Discriminating Similar Languages: Persian and Dari

Although widely-studied in recent years, Language Identification (LID) systems for determining the language of input texts often fail to discriminate between similar languages like Croatian-Serbian and Malay-Indonesian. This has brought attention to the task of discriminating similar languages, varieties and dialects – including a recent shared task [3]. Persian (also known as Farsi) and Dari (Eastern Persian, spoken predominantly in Afghanistan) are two close variants that have not hitherto been investigated in LID and we report the first results on this pair. Dari is a low-resourced but important language, particularly for the U.S. due to its ongoing involvement in Afghanistan, which has led to increasing research interest [1]. We developed a corpus of 28k sentences (14k per-language) and using character and word n-grams, we discriminated them with 96% accuracy. Out-of-domain cross-corpus evaluation was conducted to test the discriminative models’ generalizability, achieving 87% accuracy in classifying 79k sentences from the Uppsala Persian Corpus. Feature analysis revealed lexical, morphological and orthographic inter-language differences.
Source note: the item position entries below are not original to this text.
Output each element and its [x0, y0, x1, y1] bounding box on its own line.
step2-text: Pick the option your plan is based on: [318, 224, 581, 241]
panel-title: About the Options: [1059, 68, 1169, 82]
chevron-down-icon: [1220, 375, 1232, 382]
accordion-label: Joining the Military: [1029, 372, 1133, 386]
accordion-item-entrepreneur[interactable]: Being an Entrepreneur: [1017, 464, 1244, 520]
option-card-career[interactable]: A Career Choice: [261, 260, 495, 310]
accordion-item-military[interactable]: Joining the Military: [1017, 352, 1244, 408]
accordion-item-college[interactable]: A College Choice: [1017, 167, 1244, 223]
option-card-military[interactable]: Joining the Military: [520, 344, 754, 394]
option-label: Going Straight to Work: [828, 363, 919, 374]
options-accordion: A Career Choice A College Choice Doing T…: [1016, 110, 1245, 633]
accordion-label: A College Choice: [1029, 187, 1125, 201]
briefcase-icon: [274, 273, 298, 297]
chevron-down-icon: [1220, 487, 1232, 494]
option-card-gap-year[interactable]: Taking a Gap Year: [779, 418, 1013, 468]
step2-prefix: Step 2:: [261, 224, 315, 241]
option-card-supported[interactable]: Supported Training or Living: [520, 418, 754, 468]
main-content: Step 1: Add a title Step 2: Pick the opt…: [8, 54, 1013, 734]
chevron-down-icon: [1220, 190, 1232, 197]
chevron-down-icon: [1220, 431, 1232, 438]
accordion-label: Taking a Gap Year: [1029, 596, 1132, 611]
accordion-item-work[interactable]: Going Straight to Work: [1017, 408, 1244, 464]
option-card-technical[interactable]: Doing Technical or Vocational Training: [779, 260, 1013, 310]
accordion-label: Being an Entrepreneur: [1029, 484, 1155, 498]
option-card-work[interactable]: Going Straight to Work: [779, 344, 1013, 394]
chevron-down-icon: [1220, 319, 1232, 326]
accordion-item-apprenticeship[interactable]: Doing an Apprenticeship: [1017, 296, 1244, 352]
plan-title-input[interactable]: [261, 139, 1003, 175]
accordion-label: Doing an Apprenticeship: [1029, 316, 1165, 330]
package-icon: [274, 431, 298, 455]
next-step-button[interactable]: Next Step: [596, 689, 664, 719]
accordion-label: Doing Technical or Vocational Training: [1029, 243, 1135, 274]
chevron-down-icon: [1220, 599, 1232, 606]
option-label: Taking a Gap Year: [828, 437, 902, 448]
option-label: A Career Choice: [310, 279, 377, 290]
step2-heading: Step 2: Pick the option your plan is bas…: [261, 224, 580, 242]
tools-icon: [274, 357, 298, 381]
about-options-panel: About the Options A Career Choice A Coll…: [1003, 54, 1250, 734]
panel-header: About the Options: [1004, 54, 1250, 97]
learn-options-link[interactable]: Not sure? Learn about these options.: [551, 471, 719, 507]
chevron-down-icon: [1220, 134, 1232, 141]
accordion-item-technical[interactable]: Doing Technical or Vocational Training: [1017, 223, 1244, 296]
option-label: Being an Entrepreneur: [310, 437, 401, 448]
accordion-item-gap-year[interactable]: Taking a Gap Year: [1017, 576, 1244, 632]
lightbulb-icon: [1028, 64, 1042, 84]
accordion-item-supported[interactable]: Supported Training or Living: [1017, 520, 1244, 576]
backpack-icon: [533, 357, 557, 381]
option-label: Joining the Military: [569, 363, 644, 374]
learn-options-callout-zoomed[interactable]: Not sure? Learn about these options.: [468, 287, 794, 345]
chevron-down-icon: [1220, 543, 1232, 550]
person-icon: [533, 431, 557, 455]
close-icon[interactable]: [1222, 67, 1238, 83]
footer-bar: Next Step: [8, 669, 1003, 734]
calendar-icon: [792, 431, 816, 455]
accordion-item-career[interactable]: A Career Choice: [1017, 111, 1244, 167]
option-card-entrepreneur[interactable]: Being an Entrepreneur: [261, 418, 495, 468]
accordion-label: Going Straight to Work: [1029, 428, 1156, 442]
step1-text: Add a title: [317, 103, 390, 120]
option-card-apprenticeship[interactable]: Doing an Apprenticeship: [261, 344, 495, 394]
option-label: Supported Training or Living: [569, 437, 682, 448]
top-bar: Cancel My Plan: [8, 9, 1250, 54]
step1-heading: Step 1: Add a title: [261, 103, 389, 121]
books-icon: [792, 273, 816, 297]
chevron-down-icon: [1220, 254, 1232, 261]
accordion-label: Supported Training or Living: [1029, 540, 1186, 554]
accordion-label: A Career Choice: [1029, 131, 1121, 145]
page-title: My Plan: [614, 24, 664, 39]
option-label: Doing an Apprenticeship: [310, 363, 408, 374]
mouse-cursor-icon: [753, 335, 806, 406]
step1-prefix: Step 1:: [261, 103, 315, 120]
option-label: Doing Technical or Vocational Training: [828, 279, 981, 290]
Further to determining document languages, LID has applications in character encoding detection, statistical machine translation, inducing dialect-to-dialect lexicons and authorship profiling in the forensic linguistics domain. In Information Retrieval it can help filter documents (e.g. news articles or search results) by dialect. LID can also be used in other Natural Language Processing tasks, including the adaptation of tools like part-of-speech taggers for low-resourced languages [2]. Since Dari is too different to directly apply Persian resources, the distinguishing features identified through LID can assist in adapting existing resources. BODY Language Identification methods using surface features can distinguish close linguistic variants Persian and Dari with 96% accuracy.